In the early 20th century, “dumb” was a word that meant “physically unable to speak.” Power hitter William Hoy was left with profound hearing loss and the inability to speak after a childhood fight with meningitis. So the other players called him Dummy.
This one is just the result of outdated slang. In the 19th century if something looked “like pudding” it meant “weak.” James Galvin was such a dominant pitcher, one who made batters weak like pudding, he earned the nickname Pud.
Harry Davis must have actually not smelled very good to have earned the nickname Stinky because his stats as a first baseman for the Detroit Tigers were pretty good. In 1932, he rung up 159 hits and 74 RBIs.
Mordecai Brown lost most of his index finger when it was cut off in a childhood farming accident. Nevertheless, he grew up to be a major-league pitcher (his unique hand was actually said to throw a very difficult to hit curveball). Players gave him the blunt if mean nickname Three Finger.

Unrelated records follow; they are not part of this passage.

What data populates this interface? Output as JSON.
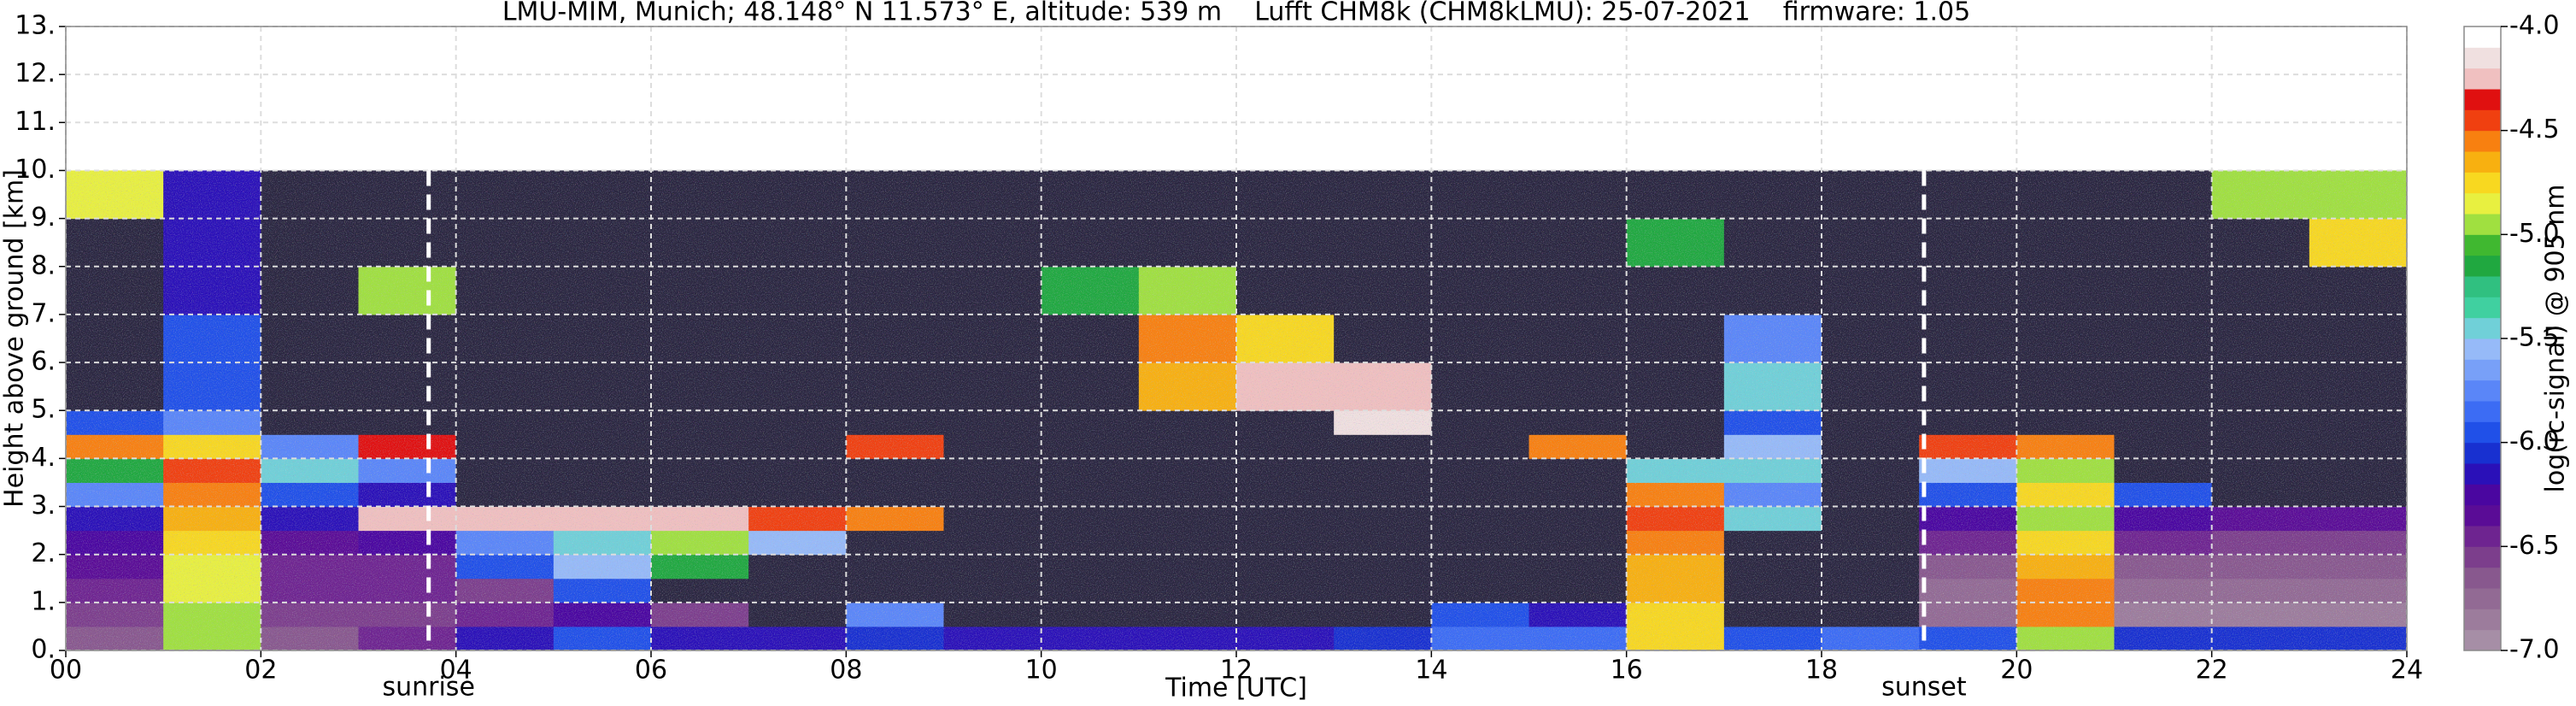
{
  "chart_data": {
    "type": "heatmap",
    "title": "LMU-MIM, Munich; 48.148° N 11.573° E, altitude: 539 m    Lufft CHM8k (CHM8kLMU): 25-07-2021    firmware: 1.05",
    "x_label": "Time [UTC]",
    "y_label": "Height above ground [km]",
    "colorbar_label": "log(rc-signal) @ 905 nm",
    "xlim": [
      0,
      24
    ],
    "ylim": [
      0,
      13
    ],
    "clim": [
      -7.0,
      -4.0
    ],
    "xticks": [
      {
        "value": 0,
        "label": "00"
      },
      {
        "value": 2,
        "label": "02"
      },
      {
        "value": 4,
        "label": "04"
      },
      {
        "value": 6,
        "label": "06"
      },
      {
        "value": 8,
        "label": "08"
      },
      10,
      12,
      14,
      16,
      18,
      20,
      22,
      24
    ],
    "yticks": [
      {
        "value": 0,
        "label": "0."
      },
      {
        "value": 1,
        "label": "1."
      },
      {
        "value": 2,
        "label": "2."
      },
      {
        "value": 3,
        "label": "3."
      },
      {
        "value": 4,
        "label": "4."
      },
      {
        "value": 5,
        "label": "5."
      },
      {
        "value": 6,
        "label": "6."
      },
      {
        "value": 7,
        "label": "7."
      },
      {
        "value": 8,
        "label": "8."
      },
      {
        "value": 9,
        "label": "9."
      },
      {
        "value": 10,
        "label": "10."
      },
      {
        "value": 11,
        "label": "11."
      },
      {
        "value": 12,
        "label": "12."
      },
      {
        "value": 13,
        "label": "13."
      }
    ],
    "cticks": [
      {
        "value": -4.0,
        "label": "-4.0"
      },
      -4.5,
      {
        "value": -5.0,
        "label": "-5.0"
      },
      -5.5,
      {
        "value": -6.0,
        "label": "-6.0"
      },
      -6.5,
      {
        "value": -7.0,
        "label": "-7.0"
      }
    ],
    "grid": true,
    "grid_color": "#dddddd",
    "colorscale": [
      "#a68ea6",
      "#9c7c9c",
      "#926a94",
      "#88588e",
      "#7c3e8c",
      "#6e2490",
      "#5a0c96",
      "#4a06a0",
      "#2a10b8",
      "#1830d0",
      "#2050e8",
      "#3c6cf4",
      "#5a86f8",
      "#78a0f8",
      "#96baf8",
      "#70d0d8",
      "#40d0a0",
      "#30c080",
      "#20a840",
      "#40b830",
      "#a0e040",
      "#e8f040",
      "#f8d820",
      "#f8b010",
      "#f88010",
      "#f04010",
      "#e01010",
      "#f0c0c0",
      "#f0e0e0",
      "#ffffff"
    ],
    "under_color": "#2a2640",
    "x_bins": [
      0,
      1,
      2,
      3,
      4,
      5,
      6,
      7,
      8,
      9,
      10,
      11,
      12,
      13,
      14,
      15,
      16,
      17,
      18,
      19,
      20,
      21,
      22,
      23,
      24
    ],
    "y_bins": [
      0,
      0.5,
      1,
      1.5,
      2,
      2.5,
      3,
      3.5,
      4,
      4.5,
      5,
      6,
      7,
      8,
      9,
      10
    ],
    "z": [
      [
        -6.7,
        -5.0,
        -6.7,
        -6.5,
        -6.2,
        -6.0,
        -6.2,
        -6.2,
        -6.1,
        -6.2,
        -6.2,
        -6.2,
        -6.2,
        -6.1,
        -5.9,
        -5.9,
        -4.8,
        -6.0,
        -5.9,
        -6.0,
        -5.0,
        -6.1,
        -6.1,
        -6.1
      ],
      [
        -6.6,
        -5.0,
        -6.6,
        -6.6,
        -6.5,
        -6.3,
        -6.6,
        -7.5,
        -5.8,
        -7.5,
        -7.5,
        -7.5,
        -7.5,
        -7.5,
        -6.0,
        -6.2,
        -4.8,
        -7.5,
        -7.5,
        -6.8,
        -4.6,
        -6.9,
        -6.9,
        -6.9
      ],
      [
        -6.5,
        -4.9,
        -6.5,
        -6.5,
        -6.6,
        -6.0,
        -7.5,
        -7.5,
        -7.5,
        -7.5,
        -7.5,
        -7.5,
        -7.5,
        -7.5,
        -7.5,
        -7.5,
        -4.7,
        -7.5,
        -7.5,
        -6.8,
        -4.6,
        -6.8,
        -6.8,
        -6.8
      ],
      [
        -6.4,
        -4.9,
        -6.5,
        -6.5,
        -6.0,
        -5.6,
        -5.2,
        -7.5,
        -7.5,
        -7.5,
        -7.5,
        -7.5,
        -7.5,
        -7.5,
        -7.5,
        -7.5,
        -4.7,
        -7.5,
        -7.5,
        -6.7,
        -4.7,
        -6.7,
        -6.7,
        -6.7
      ],
      [
        -6.3,
        -4.8,
        -6.4,
        -6.3,
        -5.8,
        -5.5,
        -5.0,
        -5.6,
        -7.5,
        -7.5,
        -7.5,
        -7.5,
        -7.5,
        -7.5,
        -7.5,
        -7.5,
        -4.6,
        -7.5,
        -7.5,
        -6.5,
        -4.8,
        -6.5,
        -6.6,
        -6.6
      ],
      [
        -6.2,
        -4.7,
        -6.2,
        -4.3,
        -4.3,
        -4.3,
        -4.3,
        -4.5,
        -4.6,
        -7.5,
        -7.5,
        -7.5,
        -7.5,
        -7.5,
        -7.5,
        -7.5,
        -4.5,
        -5.5,
        -7.5,
        -6.3,
        -5.0,
        -6.3,
        -6.4,
        -6.4
      ],
      [
        -5.8,
        -4.6,
        -6.0,
        -6.2,
        -7.5,
        -7.5,
        -7.5,
        -7.5,
        -7.5,
        -7.5,
        -7.5,
        -7.5,
        -7.5,
        -7.5,
        -7.5,
        -7.5,
        -4.6,
        -5.8,
        -7.5,
        -6.0,
        -4.8,
        -6.0,
        -7.5,
        -7.5
      ],
      [
        -5.2,
        -4.5,
        -5.5,
        -5.8,
        -7.5,
        -7.5,
        -7.5,
        -7.5,
        -7.5,
        -7.5,
        -7.5,
        -7.5,
        -7.5,
        -7.5,
        -7.5,
        -7.5,
        -5.5,
        -5.5,
        -7.5,
        -5.6,
        -5.0,
        -7.5,
        -7.5,
        -7.5
      ],
      [
        -4.6,
        -4.8,
        -5.8,
        -4.4,
        -7.5,
        -7.5,
        -7.5,
        -7.5,
        -4.5,
        -7.5,
        -7.5,
        -7.5,
        -7.5,
        -7.5,
        -7.5,
        -4.6,
        -7.5,
        -5.6,
        -7.5,
        -4.5,
        -4.6,
        -7.5,
        -7.5,
        -7.5
      ],
      [
        -6.0,
        -5.8,
        -7.5,
        -7.5,
        -7.5,
        -7.5,
        -7.5,
        -7.5,
        -7.5,
        -7.5,
        -7.5,
        -7.5,
        -7.5,
        -4.2,
        -7.5,
        -7.5,
        -7.5,
        -6.0,
        -7.5,
        -7.5,
        -7.5,
        -7.5,
        -7.5,
        -7.5
      ],
      [
        -7.5,
        -6.0,
        -7.5,
        -7.5,
        -7.5,
        -7.5,
        -7.5,
        -7.5,
        -7.5,
        -7.5,
        -7.5,
        -4.7,
        -4.3,
        -4.3,
        -7.5,
        -7.5,
        -7.5,
        -5.5,
        -7.5,
        -7.5,
        -7.5,
        -7.5,
        -7.5,
        -7.5
      ],
      [
        -7.5,
        -6.0,
        -7.5,
        -7.5,
        -7.5,
        -7.5,
        -7.5,
        -7.5,
        -7.5,
        -7.5,
        -7.5,
        -4.6,
        -4.8,
        -7.5,
        -7.5,
        -7.5,
        -7.5,
        -5.8,
        -7.5,
        -7.5,
        -7.5,
        -7.5,
        -7.5,
        -7.5
      ],
      [
        -7.5,
        -6.2,
        -7.5,
        -5.0,
        -7.5,
        -7.5,
        -7.5,
        -7.5,
        -7.5,
        -7.5,
        -5.2,
        -5.0,
        -7.5,
        -7.5,
        -7.5,
        -7.5,
        -7.5,
        -7.5,
        -7.5,
        -7.5,
        -7.5,
        -7.5,
        -7.5,
        -7.5
      ],
      [
        -7.5,
        -6.2,
        -7.5,
        -7.5,
        -7.5,
        -7.5,
        -7.5,
        -7.5,
        -7.5,
        -7.5,
        -7.5,
        -7.5,
        -7.5,
        -7.5,
        -7.5,
        -7.5,
        -5.2,
        -7.5,
        -7.5,
        -7.5,
        -7.5,
        -7.5,
        -7.5,
        -4.8
      ],
      [
        -4.9,
        -6.2,
        -7.5,
        -7.5,
        -7.5,
        -7.5,
        -7.5,
        -7.5,
        -7.5,
        -7.5,
        -7.5,
        -7.5,
        -7.5,
        -7.5,
        -7.5,
        -7.5,
        -7.5,
        -7.5,
        -7.5,
        -7.5,
        -7.5,
        -7.5,
        -5.0,
        -5.0
      ]
    ],
    "annotations": [
      {
        "text": "sunrise",
        "x": 3.72
      },
      {
        "text": "sunset",
        "x": 19.05
      }
    ]
  }
}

William Cummings was a star pitcher in the 1870s and is credited with inventing the curveball. He’s in the Hall of Fame under his nickname, Candy. It was Civil War-era slang to call that of a man who was good at his job.
Hall of Fame pitcher Charles Vance is best known as Dazzy Vance. Why? He had a super-fast fastball in the 1920s, led the league in strikeouts seven times, and all in all “dazzled” batters and fans.
Leon Goslin played almost 20 years in the big leagues en route to the Hall of Fame. He was a stellar hitter, but not a great fielder. He’d run after fly balls with his arms waving all around. Teammates thought that those gestures made him look like a goose flapping its wings, hence the nickname, Goose.
While playing in the outfield for the New York Yankees and Washington Senators in the 1920s, Nick Cullop tended to get incensed during games. When he’d get angry, his face would turn bright red, which is why his teammates called him Tomato Face.
Ugly Johnny Dickshot
Johnny Dickshot bopped around pro baseball in the 1930s and 1940s, playing for the Pittsburgh Pirates, New York Giants, and Chicago White Sox. His statistics are just okay, so he made himself memorable in a different way. He proclaimed himself “the ugliest man in baseball.” The nickname Ugly Johnny Dickshot stuck.